It’s now widely accepted that China has been distilling American models to build its own, but it may no longer need to do so to keep improving its offerings.
That’s the argument Patrick C Toulme, an engineer at Google, made in a post on X. According to him, there’s a widespread misreading of how GLM 5.2 was trained. Yes, Zhipu AI distilled from Claude and GPT 5.5 — but distillation wasn’t what got it to Opus-level quality. It was what made Opus-level quality possible in the first place.
The distinction matters. Toulme explains that reinforcement learning — the technique labs use to push models up the capability curve on agentic tasks like coding — requires something to work with. Specifically, it needs trajectories: rollouts where the model actually completed a task successfully. If the model can’t solve a problem at all, there are no successful trajectories, and therefore no gradient signal. RL has nothing to learn from. This is what’s called the cold start problem.
Distillation is the fix for that cold start. You take a weaker model and seed it with knowledge from a stronger one — in GLM 5.2’s case, Claude and GPT — specifically on the tasks where it’s currently failing. Once it starts producing some successful outputs on those hard tasks, RL takes over, and the model can begin climbing on its own. The distillation was scaffolding, not the foundation.
What Toulme is pointing out is that GLM 5.2 has already cleared that hurdle. It’s generating enough positive trajectories in agentic coding environments that it has plenty of signal to train on going forward. And once a model is in that position, it doesn’t need to keep pulling from American models. It can hill-climb through RL on its own outputs.
The performance data backs this up. GLM 5.2 has been posting strong results across several coding benchmarks, trailing Claude Opus 4.8 by small margins on SWE-Bench and holding its own against GPT-5.5 on Terminal-Bench. Zhipu’s own training pipeline involved sequential RL stages — first reasoning, then agentic, then general — with on-policy distillation used between stages to prevent catastrophic forgetting.
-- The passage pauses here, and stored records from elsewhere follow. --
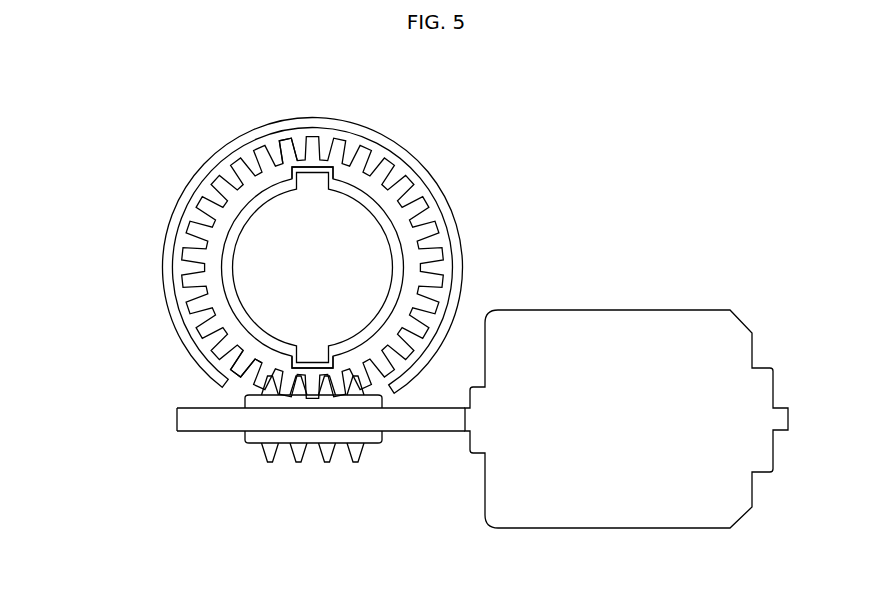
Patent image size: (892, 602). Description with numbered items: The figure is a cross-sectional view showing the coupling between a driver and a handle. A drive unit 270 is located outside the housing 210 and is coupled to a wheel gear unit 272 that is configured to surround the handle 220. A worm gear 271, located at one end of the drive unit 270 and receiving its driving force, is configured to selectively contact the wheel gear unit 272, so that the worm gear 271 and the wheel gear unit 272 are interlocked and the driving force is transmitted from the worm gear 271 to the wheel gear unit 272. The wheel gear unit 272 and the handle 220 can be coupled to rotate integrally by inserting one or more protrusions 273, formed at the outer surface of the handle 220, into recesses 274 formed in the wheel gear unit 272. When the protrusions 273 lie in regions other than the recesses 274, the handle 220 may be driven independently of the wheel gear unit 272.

The housing 210 is at (432, 183).
The handle 220 is at (272, 257).
The drive unit 270 is at (622, 322).
The worm gear 271 is at (359, 453).
The wheel gear unit 272 is at (356, 150).
The protrusion 273 is at (316, 352).
The recess 274 is at (291, 152).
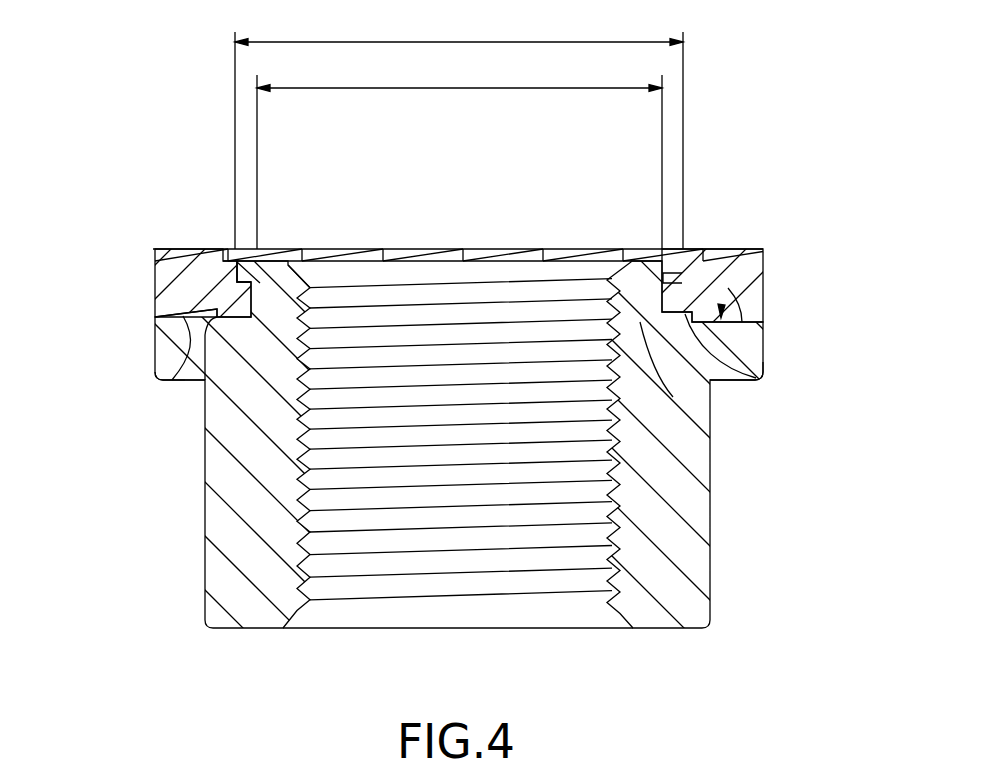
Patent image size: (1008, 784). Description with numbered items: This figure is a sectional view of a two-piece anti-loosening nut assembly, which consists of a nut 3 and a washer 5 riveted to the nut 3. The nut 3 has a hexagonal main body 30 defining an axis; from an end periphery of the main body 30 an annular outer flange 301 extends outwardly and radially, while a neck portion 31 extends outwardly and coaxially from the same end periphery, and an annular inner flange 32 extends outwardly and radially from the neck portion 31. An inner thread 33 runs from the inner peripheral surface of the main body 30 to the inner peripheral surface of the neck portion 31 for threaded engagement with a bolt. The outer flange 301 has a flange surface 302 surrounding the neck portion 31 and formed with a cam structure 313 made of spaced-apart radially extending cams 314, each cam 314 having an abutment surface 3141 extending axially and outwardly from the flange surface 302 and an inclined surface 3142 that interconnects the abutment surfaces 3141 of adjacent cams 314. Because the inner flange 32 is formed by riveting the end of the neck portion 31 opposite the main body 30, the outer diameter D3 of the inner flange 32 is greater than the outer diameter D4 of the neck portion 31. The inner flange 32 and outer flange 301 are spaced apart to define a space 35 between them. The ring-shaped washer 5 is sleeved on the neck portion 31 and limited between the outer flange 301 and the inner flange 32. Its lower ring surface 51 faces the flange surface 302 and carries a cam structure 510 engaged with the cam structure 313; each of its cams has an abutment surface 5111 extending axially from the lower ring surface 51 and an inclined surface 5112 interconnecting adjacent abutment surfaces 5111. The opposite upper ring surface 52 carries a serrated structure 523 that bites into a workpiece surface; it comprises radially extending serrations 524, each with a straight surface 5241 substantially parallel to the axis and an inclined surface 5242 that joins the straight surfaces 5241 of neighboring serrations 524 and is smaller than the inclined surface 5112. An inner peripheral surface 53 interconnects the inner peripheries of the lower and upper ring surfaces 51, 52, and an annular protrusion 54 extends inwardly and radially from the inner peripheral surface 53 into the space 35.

The nut 3 is at (722, 500).
The main body 30 is at (711, 545).
The neck portion 31 is at (281, 292).
The annular inner flange 32 is at (265, 268).
The inner thread 33 is at (330, 498).
The space 35 is at (713, 390).
The annular outer flange 301 is at (166, 330).
The flange surface 302 is at (117, 368).
The cam structure 313 is at (168, 358).
The cam 314 is at (107, 430).
The abutment surface 3141 is at (200, 383).
The inclined surface 3142 is at (165, 381).
The washer 5 is at (171, 238).
The lower ring surface 51 is at (589, 392).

That’s internal distillation from its own checkpoints, not from American models.
Toulme also offers an interesting observation about the trajectory of difficulty. Getting from zero to Claude Opus 4.8 quality is hard. The cold start problem is real, compute is required, and you need access to strong models to bootstrap from. But going from Opus 4.8 toward Mythos-tier? He argues that’s actually easier, because the model is already generating high-quality signal, and RL can keep compounding from there.
That’s a significant claim in the context of the US-China AI competition. The US has been tightening chip export restrictions and restricting access to frontier models partly on the theory that cutting off China’s ability to train on American model outputs would slow its progress. Toulme’s analysis suggests that window may have already closed. GLM 5.2 is past the point where it needed that crutch.
The visible evidence of the earlier distillation is still there — observers have noted that GLM 5.2 often identifies itself as Claude and carries something of Claude’s voice, which is a characteristic artifact of heavy distillation. But that’s history now. The model has enough of its own capability that it can keep improving without looking over the fence.
Whether it actually reaches Mythos-level quality remains to be seen. But the argument that it needs American models to get there is looking increasingly difficult to sustain.